С опасением и надеждой посматривал я назад, в хвост колонны. Один за другим отставали Самарцев, Зверин, Егоров, пока все трое не оказались в самом последнем ряду. Василий уныло плелся, втянув голову в поднятые плечи и глядя себе под ноги. Со стороны никак нельзя было догадаться, что он приготовился к схватке. Так же уныло брел Егоров, хотя ему трудно было согнуть мощную спину и опустить квадратные плечи. Да, на Егорова можно было положиться. Этот парень дела не испортит.
Хуже вел себя Зверин. Он слишком часто вскидывал голову и посматривал на конвоиров так, будто собирался броситься на них сию секунду. Самарцев, думал я, напрасно рисковал, взяв его с собой в хвост колонны.
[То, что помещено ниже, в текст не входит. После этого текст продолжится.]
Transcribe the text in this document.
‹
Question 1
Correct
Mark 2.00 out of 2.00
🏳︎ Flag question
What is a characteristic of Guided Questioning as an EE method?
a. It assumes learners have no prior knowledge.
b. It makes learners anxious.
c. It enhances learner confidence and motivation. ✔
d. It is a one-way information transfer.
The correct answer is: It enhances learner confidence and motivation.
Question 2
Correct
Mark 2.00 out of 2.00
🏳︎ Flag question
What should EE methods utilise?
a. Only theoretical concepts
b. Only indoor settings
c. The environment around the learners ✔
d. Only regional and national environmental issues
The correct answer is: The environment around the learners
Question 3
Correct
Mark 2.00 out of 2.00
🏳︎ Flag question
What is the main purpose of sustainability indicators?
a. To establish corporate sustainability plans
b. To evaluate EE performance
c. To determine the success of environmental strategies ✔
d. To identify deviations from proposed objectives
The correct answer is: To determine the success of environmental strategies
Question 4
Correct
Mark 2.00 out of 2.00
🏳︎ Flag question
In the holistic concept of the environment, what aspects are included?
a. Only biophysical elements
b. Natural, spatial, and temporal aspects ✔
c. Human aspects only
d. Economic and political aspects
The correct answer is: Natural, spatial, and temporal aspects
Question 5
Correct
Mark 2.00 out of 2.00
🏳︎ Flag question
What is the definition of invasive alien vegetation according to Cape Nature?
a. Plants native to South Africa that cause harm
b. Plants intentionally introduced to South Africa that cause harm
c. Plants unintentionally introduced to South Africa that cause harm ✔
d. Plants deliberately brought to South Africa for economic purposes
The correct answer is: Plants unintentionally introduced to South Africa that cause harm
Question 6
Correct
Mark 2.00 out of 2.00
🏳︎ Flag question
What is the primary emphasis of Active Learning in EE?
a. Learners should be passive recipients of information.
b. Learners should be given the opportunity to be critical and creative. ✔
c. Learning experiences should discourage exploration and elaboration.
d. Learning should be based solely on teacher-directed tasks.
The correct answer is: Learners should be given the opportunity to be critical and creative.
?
Конечно, Михаил смел, быстр и увертлив, как кошка, у него цепкие, сильные руки, но характер его уж очень неустойчив.
В голове колонны я видел широкие плечи Жарикова. Он шел, немного наклонив голову вправо, будто прислушивался к тому, что говорил ему Федунов. Они держались в третьем ряду и могли, сделав несколько широких шагов, оказаться прямо за спиной начальника конвоя.